学生時代の中島は、吉本隆明の講演会に参加し、そこでのやりとりをきっかけにして親鸞思想に触れ、以後、親鸞の教えを人生の指針に据えるようになる。しかし、その親鸞の教えが国粋主義者である三井甲之に援用されていることを知り、衝撃を受ける。いや、三井だけではない、倉田百三もまた親鸞思想によって日本主義を肯定していることに気づく。こうして中島は、「親鸞思想には、危険な方向にからめとられる要素が間違いなく含まれている」(P26)との結論にいたる。

この結論の末に書かれたのがこの本であり、その目的を中島は次のようにまとめている。

私は、あえて問うてみたい。

「親鸞思想そのもののなかに、全体主義的な日本主義と結びつきやすい構造的要因があるのではないかと」と。

そして「その思想的危険性を顕在化させたのが、大正から昭和前期の親鸞主義者なのだとすれば、彼らの議論に遡行することで浄土真宗の信仰が内包する危うさを見つめ直す契機となるのでないか」と。

保守主義者であり親鸞主義者である中島にとって、この問題は他人ごとでなく、まさに自分自身に突き付けられたアクチュアルな問題である。はたして、親鸞思想そのものに危険な要素があるのかどうか。いよいよ終章において、この問いへの答えが明らかにされる――のだが、なんというか、それが非常にあっさりとした調子なのだ。さっきまでの熱っぽい筆致はどこへやら、妙に冷静な文章でさらっと結論が書かれる。どれだけあっさりしているかといえば、全部で297ページある本文のうち、この問いに触れた終章はわずか12ページしかないという具合である。

その結論も、なんというか拍子抜けするような感じ。

親鸞思想はなぜ日本主義と結びついたという問いそのものが無効で、そもそも日本主義の土台となったのは国学で、その国学の論理を作った本居宣長は浄土真宗の家の生まれであり、彼の思想には明らかに親鸞の他力の考えが入っていた。だから国学には親鸞の思想が染み込んでいて、まあ、ようするに、親鸞思想に慣れ親しんでる人は国体論や日本主義にも親しみやすい、だってそもそも国学のベースに親鸞の他力思想があるんだからという話だった。

うーん・・・という感じである。

たしかに構造的要因はあった。

しかし、そもそも、構造的要因は果たして重要なのだろうか。

というか、これって構造的要因といえるのだろうか。

「危険な方向にからめとられる要素が間違いなく含まれている」といえばそれはそうだが、それはすべての宗教にいえることで、事実、宗教は過去から現在まで戦争の火種である。

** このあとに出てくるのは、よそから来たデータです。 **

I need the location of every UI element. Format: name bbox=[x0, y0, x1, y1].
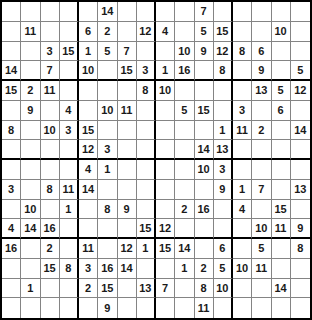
cell-r7c6-empty[interactable] bbox=[98, 121, 117, 141]
cell-r5c14-given[interactable]: 13 bbox=[252, 81, 271, 101]
cell-r10c11-empty[interactable] bbox=[195, 180, 214, 200]
cell-r7c12-given[interactable]: 1 bbox=[214, 121, 233, 141]
cell-r2c5-given[interactable]: 6 bbox=[79, 22, 98, 42]
cell-r4c13-empty[interactable] bbox=[233, 61, 252, 81]
cell-r6c2-given[interactable]: 9 bbox=[21, 101, 40, 121]
cell-r4c5-given[interactable]: 10 bbox=[79, 61, 98, 81]
cell-r16c6-given[interactable]: 9 bbox=[98, 298, 117, 318]
cell-r5c8-given[interactable]: 8 bbox=[137, 81, 156, 101]
cell-r2c15-given[interactable]: 10 bbox=[272, 22, 291, 42]
cell-r11c10-given[interactable]: 2 bbox=[175, 200, 194, 220]
cell-r4c1-given[interactable]: 14 bbox=[2, 61, 21, 81]
cell-r7c13-given[interactable]: 11 bbox=[233, 121, 252, 141]
cell-r14c10-given[interactable]: 1 bbox=[175, 259, 194, 279]
cell-r15c5-given[interactable]: 2 bbox=[79, 279, 98, 299]
cell-r11c2-given[interactable]: 10 bbox=[21, 200, 40, 220]
cell-r11c9-empty[interactable] bbox=[156, 200, 175, 220]
cell-r11c16-empty[interactable] bbox=[291, 200, 310, 220]
cell-r14c1-empty[interactable] bbox=[2, 259, 21, 279]
cell-r9c8-empty[interactable] bbox=[137, 160, 156, 180]
cell-r1c1-empty[interactable] bbox=[2, 2, 21, 22]
cell-r9c10-empty[interactable] bbox=[175, 160, 194, 180]
cell-r14c8-empty[interactable] bbox=[137, 259, 156, 279]
cell-r12c16-given[interactable]: 9 bbox=[291, 219, 310, 239]
cell-r1c10-empty[interactable] bbox=[175, 2, 194, 22]
cell-r4c9-given[interactable]: 1 bbox=[156, 61, 175, 81]
cell-r1c9-empty[interactable] bbox=[156, 2, 175, 22]
cell-r15c7-empty[interactable] bbox=[118, 279, 137, 299]
cell-r9c15-empty[interactable] bbox=[272, 160, 291, 180]
cell-r10c2-empty[interactable] bbox=[21, 180, 40, 200]
cell-r6c15-given[interactable]: 6 bbox=[272, 101, 291, 121]
cell-r2c16-empty[interactable] bbox=[291, 22, 310, 42]
cell-r16c13-empty[interactable] bbox=[233, 298, 252, 318]
cell-r9c6-given[interactable]: 1 bbox=[98, 160, 117, 180]
cell-r1c7-empty[interactable] bbox=[118, 2, 137, 22]
cell-r1c14-empty[interactable] bbox=[252, 2, 271, 22]
cell-r3c4-given[interactable]: 15 bbox=[60, 42, 79, 62]
cell-r6c8-empty[interactable] bbox=[137, 101, 156, 121]
cell-r5c13-empty[interactable] bbox=[233, 81, 252, 101]
cell-r6c12-empty[interactable] bbox=[214, 101, 233, 121]
cell-r13c5-given[interactable]: 11 bbox=[79, 239, 98, 259]
cell-r12c13-empty[interactable] bbox=[233, 219, 252, 239]
cell-r15c4-empty[interactable] bbox=[60, 279, 79, 299]
cell-r10c14-given[interactable]: 7 bbox=[252, 180, 271, 200]
cell-r8c14-empty[interactable] bbox=[252, 140, 271, 160]
cell-r8c10-empty[interactable] bbox=[175, 140, 194, 160]
cell-r6c11-given[interactable]: 15 bbox=[195, 101, 214, 121]
cell-r9c9-empty[interactable] bbox=[156, 160, 175, 180]
cell-r3c10-given[interactable]: 10 bbox=[175, 42, 194, 62]
cell-r16c12-empty[interactable] bbox=[214, 298, 233, 318]
cell-r11c1-empty[interactable] bbox=[2, 200, 21, 220]
cell-r5c15-given[interactable]: 5 bbox=[272, 81, 291, 101]
cell-r9c14-empty[interactable] bbox=[252, 160, 271, 180]
cell-r10c1-given[interactable]: 3 bbox=[2, 180, 21, 200]
cell-r7c9-empty[interactable] bbox=[156, 121, 175, 141]
cell-r11c6-given[interactable]: 8 bbox=[98, 200, 117, 220]
cell-r11c7-given[interactable]: 9 bbox=[118, 200, 137, 220]
cell-r4c16-given[interactable]: 5 bbox=[291, 61, 310, 81]
cell-r10c7-empty[interactable] bbox=[118, 180, 137, 200]
cell-r5c9-given[interactable]: 10 bbox=[156, 81, 175, 101]
cell-r16c14-empty[interactable] bbox=[252, 298, 271, 318]
cell-r13c15-empty[interactable] bbox=[272, 239, 291, 259]
cell-r4c14-given[interactable]: 9 bbox=[252, 61, 271, 81]
cell-r7c2-empty[interactable] bbox=[21, 121, 40, 141]
cell-r12c6-empty[interactable] bbox=[98, 219, 117, 239]
cell-r16c8-empty[interactable] bbox=[137, 298, 156, 318]
cell-r6c14-empty[interactable] bbox=[252, 101, 271, 121]
cell-r13c7-given[interactable]: 12 bbox=[118, 239, 137, 259]
cell-r9c4-empty[interactable] bbox=[60, 160, 79, 180]
cell-r3c8-empty[interactable] bbox=[137, 42, 156, 62]
cell-r4c7-given[interactable]: 15 bbox=[118, 61, 137, 81]
cell-r16c7-empty[interactable] bbox=[118, 298, 137, 318]
cell-r14c12-given[interactable]: 5 bbox=[214, 259, 233, 279]
cell-r7c1-given[interactable]: 8 bbox=[2, 121, 21, 141]
cell-r15c15-given[interactable]: 14 bbox=[272, 279, 291, 299]
cell-r3c5-given[interactable]: 1 bbox=[79, 42, 98, 62]
cell-r16c11-given[interactable]: 11 bbox=[195, 298, 214, 318]
cell-r2c4-empty[interactable] bbox=[60, 22, 79, 42]
cell-r9c7-empty[interactable] bbox=[118, 160, 137, 180]
cell-r3c11-given[interactable]: 9 bbox=[195, 42, 214, 62]
cell-r2c10-empty[interactable] bbox=[175, 22, 194, 42]
cell-r6c5-empty[interactable] bbox=[79, 101, 98, 121]
cell-r15c1-empty[interactable] bbox=[2, 279, 21, 299]
cell-r14c4-given[interactable]: 8 bbox=[60, 259, 79, 279]
cell-r14c16-empty[interactable] bbox=[291, 259, 310, 279]
cell-r3c12-given[interactable]: 12 bbox=[214, 42, 233, 62]
cell-r10c15-empty[interactable] bbox=[272, 180, 291, 200]
cell-r15c10-empty[interactable] bbox=[175, 279, 194, 299]
cell-r4c11-empty[interactable] bbox=[195, 61, 214, 81]
cell-r13c14-given[interactable]: 5 bbox=[252, 239, 271, 259]
cell-r14c14-given[interactable]: 11 bbox=[252, 259, 271, 279]
cell-r6c7-given[interactable]: 11 bbox=[118, 101, 137, 121]
cell-r16c4-empty[interactable] bbox=[60, 298, 79, 318]
cell-r12c2-given[interactable]: 14 bbox=[21, 219, 40, 239]
cell-r7c15-empty[interactable] bbox=[272, 121, 291, 141]
cell-r5c10-empty[interactable] bbox=[175, 81, 194, 101]
cell-r3c15-empty[interactable] bbox=[272, 42, 291, 62]
cell-r5c1-given[interactable]: 15 bbox=[2, 81, 21, 101]
cell-r10c5-given[interactable]: 14 bbox=[79, 180, 98, 200]
cell-r1c5-empty[interactable] bbox=[79, 2, 98, 22]
cell-r13c12-given[interactable]: 6 bbox=[214, 239, 233, 259]
cell-r2c7-empty[interactable] bbox=[118, 22, 137, 42]
sudoku-board: 1471162124515103151571091286147101531168… bbox=[0, 0, 312, 320]
cell-r10c10-empty[interactable] bbox=[175, 180, 194, 200]
cell-r5c6-empty[interactable] bbox=[98, 81, 117, 101]
cell-r13c4-empty[interactable] bbox=[60, 239, 79, 259]
cell-r15c11-given[interactable]: 8 bbox=[195, 279, 214, 299]
cell-r9c2-empty[interactable] bbox=[21, 160, 40, 180]
cell-r5c7-empty[interactable] bbox=[118, 81, 137, 101]
cell-r13c13-empty[interactable] bbox=[233, 239, 252, 259]
cell-r10c6-empty[interactable] bbox=[98, 180, 117, 200]
cell-r16c15-empty[interactable] bbox=[272, 298, 291, 318]
cell-r8c11-given[interactable]: 14 bbox=[195, 140, 214, 160]
cell-r7c10-empty[interactable] bbox=[175, 121, 194, 141]
cell-r3c3-given[interactable]: 3 bbox=[41, 42, 60, 62]
cell-r13c10-given[interactable]: 14 bbox=[175, 239, 194, 259]
cell-r7c7-empty[interactable] bbox=[118, 121, 137, 141]
cell-r8c6-given[interactable]: 3 bbox=[98, 140, 117, 160]
cell-r6c1-empty[interactable] bbox=[2, 101, 21, 121]
cell-r15c6-given[interactable]: 15 bbox=[98, 279, 117, 299]
cell-r3c14-given[interactable]: 6 bbox=[252, 42, 271, 62]
cell-r14c9-empty[interactable] bbox=[156, 259, 175, 279]
cell-r11c13-given[interactable]: 4 bbox=[233, 200, 252, 220]
cell-r13c2-empty[interactable] bbox=[21, 239, 40, 259]
cell-r15c14-empty[interactable] bbox=[252, 279, 271, 299]
cell-r4c10-given[interactable]: 16 bbox=[175, 61, 194, 81]
cell-r8c7-empty[interactable] bbox=[118, 140, 137, 160]
cell-r14c15-empty[interactable] bbox=[272, 259, 291, 279]
cell-r12c11-empty[interactable] bbox=[195, 219, 214, 239]
cell-r10c12-given[interactable]: 9 bbox=[214, 180, 233, 200]
cell-r7c4-given[interactable]: 3 bbox=[60, 121, 79, 141]
cell-r2c12-given[interactable]: 15 bbox=[214, 22, 233, 42]
cell-r11c12-empty[interactable] bbox=[214, 200, 233, 220]
cell-r12c4-empty[interactable] bbox=[60, 219, 79, 239]
cell-r7c14-given[interactable]: 2 bbox=[252, 121, 271, 141]
cell-r2c1-empty[interactable] bbox=[2, 22, 21, 42]
cell-r12c1-given[interactable]: 4 bbox=[2, 219, 21, 239]
cell-r1c8-empty[interactable] bbox=[137, 2, 156, 22]
cell-r3c6-given[interactable]: 5 bbox=[98, 42, 117, 62]
cell-r5c3-given[interactable]: 11 bbox=[41, 81, 60, 101]
cell-r8c15-empty[interactable] bbox=[272, 140, 291, 160]
cell-r13c8-given[interactable]: 1 bbox=[137, 239, 156, 259]
cell-r16c3-empty[interactable] bbox=[41, 298, 60, 318]
cell-r9c16-empty[interactable] bbox=[291, 160, 310, 180]
cell-r3c9-empty[interactable] bbox=[156, 42, 175, 62]
cell-r8c16-empty[interactable] bbox=[291, 140, 310, 160]
cell-r6c3-empty[interactable] bbox=[41, 101, 60, 121]
cell-r1c15-empty[interactable] bbox=[272, 2, 291, 22]
cell-r16c10-empty[interactable] bbox=[175, 298, 194, 318]
cell-r1c3-empty[interactable] bbox=[41, 2, 60, 22]
cell-r1c4-empty[interactable] bbox=[60, 2, 79, 22]
cell-r7c3-given[interactable]: 10 bbox=[41, 121, 60, 141]
cell-r8c5-given[interactable]: 12 bbox=[79, 140, 98, 160]
cell-r8c8-empty[interactable] bbox=[137, 140, 156, 160]
cell-r3c2-empty[interactable] bbox=[21, 42, 40, 62]
cell-r7c11-empty[interactable] bbox=[195, 121, 214, 141]
cell-r8c1-empty[interactable] bbox=[2, 140, 21, 160]
cell-r16c9-empty[interactable] bbox=[156, 298, 175, 318]
cell-r14c2-empty[interactable] bbox=[21, 259, 40, 279]
cell-r8c13-empty[interactable] bbox=[233, 140, 252, 160]
cell-r6c4-given[interactable]: 4 bbox=[60, 101, 79, 121]
cell-r8c12-given[interactable]: 13 bbox=[214, 140, 233, 160]
cell-r4c3-given[interactable]: 7 bbox=[41, 61, 60, 81]
cell-r7c16-given[interactable]: 14 bbox=[291, 121, 310, 141]
cell-r3c1-empty[interactable] bbox=[2, 42, 21, 62]
cell-r1c12-empty[interactable] bbox=[214, 2, 233, 22]
cell-r16c1-empty[interactable] bbox=[2, 298, 21, 318]
cell-r11c15-given[interactable]: 15 bbox=[272, 200, 291, 220]
cell-r5c16-given[interactable]: 12 bbox=[291, 81, 310, 101]
cell-r15c12-given[interactable]: 10 bbox=[214, 279, 233, 299]
cell-r12c10-empty[interactable] bbox=[175, 219, 194, 239]
cell-r2c8-given[interactable]: 12 bbox=[137, 22, 156, 42]
cell-r16c5-empty[interactable] bbox=[79, 298, 98, 318]
cell-r1c16-empty[interactable] bbox=[291, 2, 310, 22]
cell-r2c11-given[interactable]: 5 bbox=[195, 22, 214, 42]
cell-r14c5-given[interactable]: 3 bbox=[79, 259, 98, 279]
cell-r15c2-given[interactable]: 1 bbox=[21, 279, 40, 299]
cell-r14c13-given[interactable]: 10 bbox=[233, 259, 252, 279]
cell-r3c7-given[interactable]: 7 bbox=[118, 42, 137, 62]
cell-r10c9-empty[interactable] bbox=[156, 180, 175, 200]
cell-r8c4-empty[interactable] bbox=[60, 140, 79, 160]
cell-r9c12-given[interactable]: 3 bbox=[214, 160, 233, 180]
cell-r12c12-empty[interactable] bbox=[214, 219, 233, 239]
cell-r2c2-given[interactable]: 11 bbox=[21, 22, 40, 42]
cell-r15c3-empty[interactable] bbox=[41, 279, 60, 299]
cell-r14c7-given[interactable]: 14 bbox=[118, 259, 137, 279]
cell-r13c1-given[interactable]: 16 bbox=[2, 239, 21, 259]
cell-r14c3-given[interactable]: 15 bbox=[41, 259, 60, 279]
cell-r12c5-empty[interactable] bbox=[79, 219, 98, 239]
cell-r15c16-empty[interactable] bbox=[291, 279, 310, 299]
cell-r3c16-empty[interactable] bbox=[291, 42, 310, 62]
cell-r11c3-empty[interactable] bbox=[41, 200, 60, 220]
cell-r2c9-given[interactable]: 4 bbox=[156, 22, 175, 42]
cell-r10c16-given[interactable]: 13 bbox=[291, 180, 310, 200]
cell-r14c11-given[interactable]: 2 bbox=[195, 259, 214, 279]
cell-r1c11-given[interactable]: 7 bbox=[195, 2, 214, 22]
cell-r15c13-empty[interactable] bbox=[233, 279, 252, 299]
cell-r9c5-given[interactable]: 4 bbox=[79, 160, 98, 180]
cell-r13c16-given[interactable]: 8 bbox=[291, 239, 310, 259]
cell-r15c8-given[interactable]: 13 bbox=[137, 279, 156, 299]
cell-r13c6-empty[interactable] bbox=[98, 239, 117, 259]
cell-r13c11-empty[interactable] bbox=[195, 239, 214, 259]
cell-r1c13-empty[interactable] bbox=[233, 2, 252, 22]
cell-r16c2-empty[interactable] bbox=[21, 298, 40, 318]
cell-r9c13-empty[interactable] bbox=[233, 160, 252, 180]
cell-r15c9-given[interactable]: 7 bbox=[156, 279, 175, 299]
cell-r9c1-empty[interactable] bbox=[2, 160, 21, 180]
cell-r12c3-given[interactable]: 16 bbox=[41, 219, 60, 239]
cell-r2c14-empty[interactable] bbox=[252, 22, 271, 42]
cell-r11c4-given[interactable]: 1 bbox=[60, 200, 79, 220]
cell-r7c8-empty[interactable] bbox=[137, 121, 156, 141]
cell-r10c3-given[interactable]: 8 bbox=[41, 180, 60, 200]
cell-r4c2-empty[interactable] bbox=[21, 61, 40, 81]
cell-r12c9-given[interactable]: 12 bbox=[156, 219, 175, 239]
cell-r10c4-given[interactable]: 11 bbox=[60, 180, 79, 200]
cell-r10c8-empty[interactable] bbox=[137, 180, 156, 200]
cell-r9c11-given[interactable]: 10 bbox=[195, 160, 214, 180]
cell-r6c9-empty[interactable] bbox=[156, 101, 175, 121]
cell-r13c9-given[interactable]: 15 bbox=[156, 239, 175, 259]
cell-r6c13-given[interactable]: 3 bbox=[233, 101, 252, 121]
cell-r4c4-empty[interactable] bbox=[60, 61, 79, 81]
cell-r1c6-given[interactable]: 14 bbox=[98, 2, 117, 22]
cell-r10c13-given[interactable]: 1 bbox=[233, 180, 252, 200]
cell-r14c6-given[interactable]: 16 bbox=[98, 259, 117, 279]
cell-r6c16-empty[interactable] bbox=[291, 101, 310, 121]
cell-r4c15-empty[interactable] bbox=[272, 61, 291, 81]
cell-r4c6-empty[interactable] bbox=[98, 61, 117, 81]
cell-r2c6-given[interactable]: 2 bbox=[98, 22, 117, 42]
cell-r6c6-given[interactable]: 10 bbox=[98, 101, 117, 121]
cell-r2c13-empty[interactable] bbox=[233, 22, 252, 42]
cell-r11c8-empty[interactable] bbox=[137, 200, 156, 220]
cell-r3c13-given[interactable]: 8 bbox=[233, 42, 252, 62]
cell-r8c2-empty[interactable] bbox=[21, 140, 40, 160]
cell-r11c11-given[interactable]: 16 bbox=[195, 200, 214, 220]
cell-r7c5-given[interactable]: 15 bbox=[79, 121, 98, 141]
cell-r13c3-given[interactable]: 2 bbox=[41, 239, 60, 259]
cell-r8c3-empty[interactable] bbox=[41, 140, 60, 160]
cell-r6c10-given[interactable]: 5 bbox=[175, 101, 194, 121]
cell-r8c9-empty[interactable] bbox=[156, 140, 175, 160]
cell-r12c8-given[interactable]: 15 bbox=[137, 219, 156, 239]
cell-r11c5-empty[interactable] bbox=[79, 200, 98, 220]
cell-r12c15-given[interactable]: 11 bbox=[272, 219, 291, 239]
cell-r5c11-empty[interactable] bbox=[195, 81, 214, 101]
cell-r4c12-given[interactable]: 8 bbox=[214, 61, 233, 81]
cell-r9c3-empty[interactable] bbox=[41, 160, 60, 180]
cell-r5c5-empty[interactable] bbox=[79, 81, 98, 101]
cell-r5c12-empty[interactable] bbox=[214, 81, 233, 101]
cell-r5c4-empty[interactable] bbox=[60, 81, 79, 101]
cell-r12c7-empty[interactable] bbox=[118, 219, 137, 239]
cell-r1c2-empty[interactable] bbox=[21, 2, 40, 22]
cell-r2c3-empty[interactable] bbox=[41, 22, 60, 42]
cell-r11c14-empty[interactable] bbox=[252, 200, 271, 220]
cell-r16c16-empty[interactable] bbox=[291, 298, 310, 318]
cell-r12c14-given[interactable]: 10 bbox=[252, 219, 271, 239]
cell-r4c8-given[interactable]: 3 bbox=[137, 61, 156, 81]
cell-r5c2-given[interactable]: 2 bbox=[21, 81, 40, 101]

この本を読む限り、三井甲之や暁烏敏といった人物は例外的な人物だ。

仮に親鸞に出会わなくとも、彼らはそのときに出会った宗教――それがキリスト教であれ、イスラム教であれ、日蓮宗であれ――を時局に応じて援用し、適当な論理をこしらえて体制を擁護していたんじゃないだろうか。

仮に構造的要因なのだとすれば、当時の親鸞主義者はもっと体制翼賛的であるべきだが、第五章を見る限りでは、大谷派の僧侶のなかには、暁烏に反対する人物もいたではないか。

三井や暁烏が日本主義に接近したのは、親鸞主義の持つ構造的要因などではなく、もっと個人的な要因だったような気がする。

 

いろいろと知らなかった歴史的事実を知れて勉強にはなったし、読み物としてはおもしろかったのだけれど、どうもしっくりこない一冊だった。